Chaque événement ? Non bien entendu. 400 suicides par an chez le 15-34 ans au Québec. Quelle couverture ? Et le gouvernement va-t-il indemniser, comme il va le faire pour la famille de la victime, les piétons et cyclistes renversés par un connard pressé ou un alcoolique au volant ? Il semble préférable de mourir au main d’un fou sanguinaire !

Par ailleurs cette recherche d’information est aussi une machine à pointer du doigt. 12 heures après les événements, le nom du tueur est diffusé, bientôt connu de tous. Inutile d’expliquer la situation inconfortable, impossible, des proches et de la famille qui auront besoin d’un support pour ne pas sombrer mais qui risquent plutôt d’être regardés de travers, voire accusés. Des hordes de journalistes se sont rués chez la famille au point de demander l’aide de la police.

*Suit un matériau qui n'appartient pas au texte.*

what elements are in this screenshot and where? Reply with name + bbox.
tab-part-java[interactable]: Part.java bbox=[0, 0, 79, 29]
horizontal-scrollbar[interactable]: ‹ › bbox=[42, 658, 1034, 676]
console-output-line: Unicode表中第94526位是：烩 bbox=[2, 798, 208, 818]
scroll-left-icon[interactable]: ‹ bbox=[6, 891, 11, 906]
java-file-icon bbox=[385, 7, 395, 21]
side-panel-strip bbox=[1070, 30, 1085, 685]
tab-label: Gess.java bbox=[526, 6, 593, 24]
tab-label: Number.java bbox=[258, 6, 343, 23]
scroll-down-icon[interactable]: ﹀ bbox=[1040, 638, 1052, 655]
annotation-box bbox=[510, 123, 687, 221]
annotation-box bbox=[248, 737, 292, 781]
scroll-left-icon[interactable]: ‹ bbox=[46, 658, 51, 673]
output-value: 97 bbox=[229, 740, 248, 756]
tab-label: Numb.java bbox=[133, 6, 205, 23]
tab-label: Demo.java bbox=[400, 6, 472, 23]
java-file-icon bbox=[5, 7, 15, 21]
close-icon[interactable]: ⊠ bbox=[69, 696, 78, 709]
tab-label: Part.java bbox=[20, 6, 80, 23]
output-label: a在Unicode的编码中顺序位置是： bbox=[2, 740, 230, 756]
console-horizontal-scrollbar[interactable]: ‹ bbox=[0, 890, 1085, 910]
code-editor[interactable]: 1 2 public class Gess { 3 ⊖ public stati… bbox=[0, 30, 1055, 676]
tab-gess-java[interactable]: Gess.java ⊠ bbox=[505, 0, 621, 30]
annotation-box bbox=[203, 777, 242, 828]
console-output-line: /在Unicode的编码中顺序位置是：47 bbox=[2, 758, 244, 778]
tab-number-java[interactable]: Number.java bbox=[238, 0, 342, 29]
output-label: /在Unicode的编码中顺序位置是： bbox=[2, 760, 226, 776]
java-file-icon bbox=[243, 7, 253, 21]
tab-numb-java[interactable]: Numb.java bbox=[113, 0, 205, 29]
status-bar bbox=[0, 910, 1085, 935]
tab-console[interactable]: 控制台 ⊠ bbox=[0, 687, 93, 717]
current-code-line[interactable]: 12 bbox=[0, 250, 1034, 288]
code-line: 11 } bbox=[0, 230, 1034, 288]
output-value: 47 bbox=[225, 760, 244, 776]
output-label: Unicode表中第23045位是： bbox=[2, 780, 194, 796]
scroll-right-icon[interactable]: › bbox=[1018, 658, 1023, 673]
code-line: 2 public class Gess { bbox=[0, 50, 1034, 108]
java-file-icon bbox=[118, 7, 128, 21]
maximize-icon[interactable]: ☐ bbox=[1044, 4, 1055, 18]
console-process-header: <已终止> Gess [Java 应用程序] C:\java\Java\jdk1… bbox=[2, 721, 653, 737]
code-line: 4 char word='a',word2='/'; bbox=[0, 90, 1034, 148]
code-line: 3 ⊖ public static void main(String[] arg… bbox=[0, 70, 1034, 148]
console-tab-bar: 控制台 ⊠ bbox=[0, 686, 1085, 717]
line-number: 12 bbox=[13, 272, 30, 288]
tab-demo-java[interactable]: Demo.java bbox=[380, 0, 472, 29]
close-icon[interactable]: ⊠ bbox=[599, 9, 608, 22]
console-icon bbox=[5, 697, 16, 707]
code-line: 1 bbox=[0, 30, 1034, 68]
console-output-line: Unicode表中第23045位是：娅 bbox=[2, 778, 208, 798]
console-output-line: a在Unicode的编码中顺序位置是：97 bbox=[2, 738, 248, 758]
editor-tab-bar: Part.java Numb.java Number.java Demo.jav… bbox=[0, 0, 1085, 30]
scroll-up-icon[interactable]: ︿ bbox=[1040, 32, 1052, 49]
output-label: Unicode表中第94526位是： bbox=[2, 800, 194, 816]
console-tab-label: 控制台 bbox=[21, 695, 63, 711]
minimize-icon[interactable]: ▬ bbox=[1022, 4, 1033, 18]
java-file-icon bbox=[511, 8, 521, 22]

Le plus choquant c’est que ceux qui ont décidé de relativiser la situation ont été considérés comme indignes. Ainsi, le service public a décidé de couper sa couverture en fin d’après-midi pour reprendre sa grille normale. Grand mal lui a pris, au point qu’une chroniqueuse mal embouchée a pondu un “Pauvre Radio-Canada !” pour fustiger ce comportement. Il faut couvrir le sujet, il faut faire durer des heures même s’il n’y a plus rien à dire, il faut que ce soit traité avec importance.

Un jour, il faudra faire la différence entre communication d’urgence et information. La communication d’urgence (visiblement lacunaire) concerne un nombre limité de personnes qui ont besoin d’une information crédible car directement impliquées (pour le cas présent, ça peut concerner les parents d’élèves, donc certains ont appris bien tard dans la journée que leurs enfants étaient blessés… voire mort). Les medias se croient visiblement investis d’un devoir de communication d’urgence… sauf qu’ils racontent n’importe quoi pour des raisons évidentes : les sources sont le tout venant. À confondre les genres, c’est le bordel.

Alors, face à ce bordel, je choisis le recul. J’ai choisi, ce jour-là, de ne pas rester rivé à la TV, à la radio ou Internet.